将电话号码中的字母和数字转换为所有数字 (Java)

Question

import java.util.Scanner;

import javax.swing.JOptionPane;


public class PhonePadTranslator {

private static Scanner input;

public static void main(String[] args) {

    input = new Scanner(System.in);
    System.out.println("Enter The Phone Number (With Letters) ");
    String initial_phone_number = input.nextLine();
    initial_phone_number = initial_phone_number.toUpperCase();
    int phone_number_final = 0;

    System.out.printf("The phone number for %s is %s", initial_phone_number, phone_number_final);

}//end of main

public static int full_number(String initial_phone_number) 
{
    int which_character = 0;
    int phone_number_final = 0;
    char ch = (Character) null;

    for (which_character = 0; which_character < initial_phone_number.length(); which_character++) 
    {
        if (Character.isLetter(ch)) 
        {
            switch(ch)
            {
        case 'A' : case 'B' : case 'C' : phone_number_final = 2; break;
        case 'D' : case 'E' : case 'F' : phone_number_final = 3; break;
        case 'G' : case 'H' : case 'I' : phone_number_final = 4; break;
        case 'J' : case 'K' : case 'L' : phone_number_final = 5; break;
        case 'M' : case 'N' : case 'O' : phone_number_final = 6; break;
        case 'P' : case 'Q' : case 'R' : case 'S' : phone_number_final = 7; break;
        case 'T' : case 'U' : case 'V' : phone_number_final = 8; break;
        case 'W' : case 'X' : case 'Y' : case 'Z' : phone_number_final =9; break;
            }
            return (char)phone_number_final;
        }
        if (Character.isDigit(ch))
        {
            return (char)phone_number_final;
        }

        else {
            return (char)phone_number_final;
        }

    } //end of for
    return ch;
}//end of full_number
}//end of class

我只是想复制/粘贴整个内容...但是每当我运行代码时，它都会不断输出 1800FLOWERS 的电话号码是 0。
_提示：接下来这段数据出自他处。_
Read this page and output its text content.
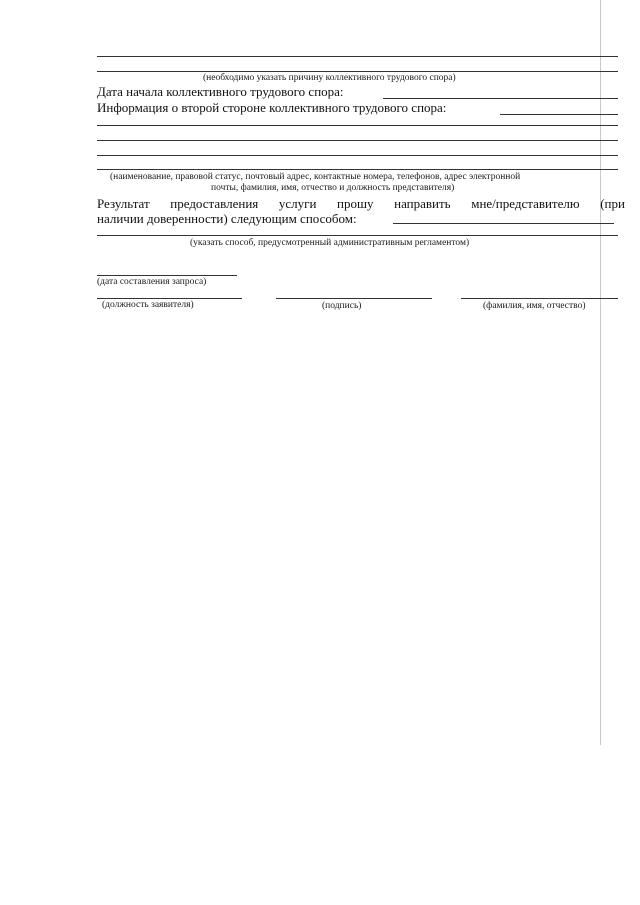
(необходимо указать причину коллективного трудового спора)
Дата начала коллективного трудового спора:
Информация о второй стороне коллективного трудового спора:
(наименование, правовой статус, почтовый адрес, контактные номера, телефонов, адрес электронной
почты, фамилия, имя, отчество и должность представителя)
Результат предоставления услуги прошу направить мне/представителю (при
наличии доверенности) следующим способом:
(указать способ, предусмотренный административным регламентом)
(дата составления запроса)
(должность заявителя)	(подпись)	(фамилия, имя, отчество)
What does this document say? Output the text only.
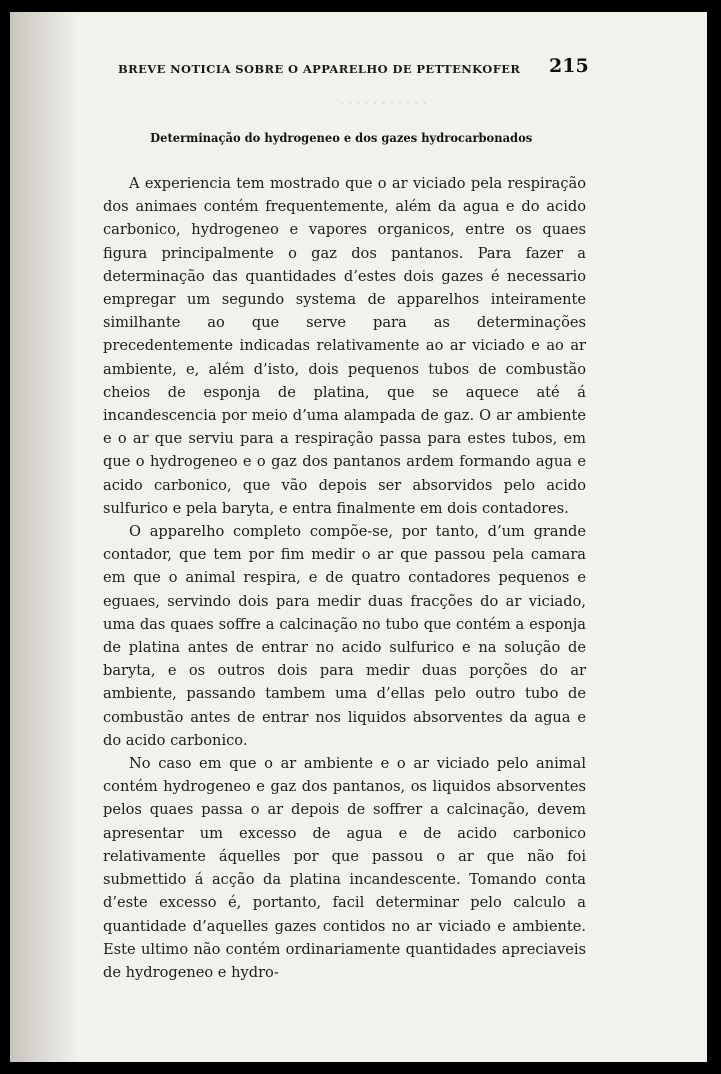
· · · · · · · · · · ·
BREVE NOTICIA SOBRE O APPARELHO DE PETTENKOFER	215
Determinação do hydrogeneo e dos gazes hydrocarbonados

A experiencia tem mostrado que o ar viciado pela respiração dos animaes contém frequentemente, além da agua e do acido carbonico, hydrogeneo e vapores organicos, entre os quaes figura principalmente o gaz dos pantanos. Para fazer a determinação das quantidades d’estes dois gazes é necessario empregar um segundo systema de apparelhos inteiramente similhante ao que serve para as determinações precedentemente indicadas relativamente ao ar viciado e ao ar ambiente, e, além d’isto, dois pequenos tubos de combustão cheios de esponja de platina, que se aquece até á incandescencia por meio d’uma alampada de gaz. O ar ambiente e o ar que serviu para a respiração passa para estes tubos, em que o hydrogeneo e o gaz dos pantanos ardem formando agua e acido carbonico, que vão depois ser absorvidos pelo acido sulfurico e pela baryta, e entra finalmente em dois contadores.

O apparelho completo compõe-se, por tanto, d’um grande contador, que tem por fim medir o ar que passou pela camara em que o animal respira, e de quatro contadores pequenos e eguaes, servindo dois para medir duas fracções do ar viciado, uma das quaes soffre a calcinação no tubo que contém a esponja de platina antes de entrar no acido sulfurico e na solução de baryta, e os outros dois para medir duas porções do ar ambiente, passando tambem uma d’ellas pelo outro tubo de combustão antes de entrar nos liquidos absorventes da agua e do acido carbonico.

No caso em que o ar ambiente e o ar viciado pelo animal contém hydrogeneo e gaz dos pantanos, os liquidos absorventes pelos quaes passa o ar depois de soffrer a calcinação, devem apresentar um excesso de agua e de acido carbonico relativamente áquelles por que passou o ar que não foi submettido á acção da platina incandescente. Tomando conta d’este excesso é, portanto, facil determinar pelo calculo a quantidade d’aquelles gazes contidos no ar viciado e ambiente. Este ultimo não contém ordinariamente quantidades apreciaveis de hydrogeneo e hydro-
现在我确定还有其他一些问题是错误的，但我主要担心的是为什么它一直给我一个0？我觉得这是因为我将它初始化为那个，并且由于某种原因我永远不会改变这个值。请帮忙，我的教授需要永远回复我的电子邮件:(

Answer 1

改变

int phone_number_final = 0;

到

int phone_number_final = full_number(initial_phone_number);

您没有将结果分配给您的变量。

除此之外，我认为您的 full_number 函数也不完全正确。

更新代码：

import java.util.Scanner;

public class StringToNumbers
{
    private static Scanner input;

    public static void main(String[] args)
    {
        input = new Scanner(System.in);
        System.out.println("Enter The Phone Number (With Letters): ");
        String initial_phone_number = input.nextLine();

        initial_phone_number = initial_phone_number.toUpperCase();
        long phone_number_final = full_number(initial_phone_number);

        System.out.printf("%nOutput phone number for '%s' is '%s'",
                initial_phone_number, phone_number_final);
    }

    public static long full_number(String initial_phone_number)
    {
        // Use long instead of int for 'number' if the string will be longer than max int value
        // 2147483647, which is '10 digits'
        long number = 0;
        int strLen = initial_phone_number.length();


        for (int currCharacter = 0; currCharacter < strLen; currCharacter++) 
        {
            char ch = initial_phone_number.charAt(currCharacter);
            // For A-Z & 0-9, multiply by 10, add the 'char' to number.
            // i.e., Shift existing value to the left by 1 digit, add current 'char' to it
            // Use long instead of int if the string will be longer than max int value (2147483647)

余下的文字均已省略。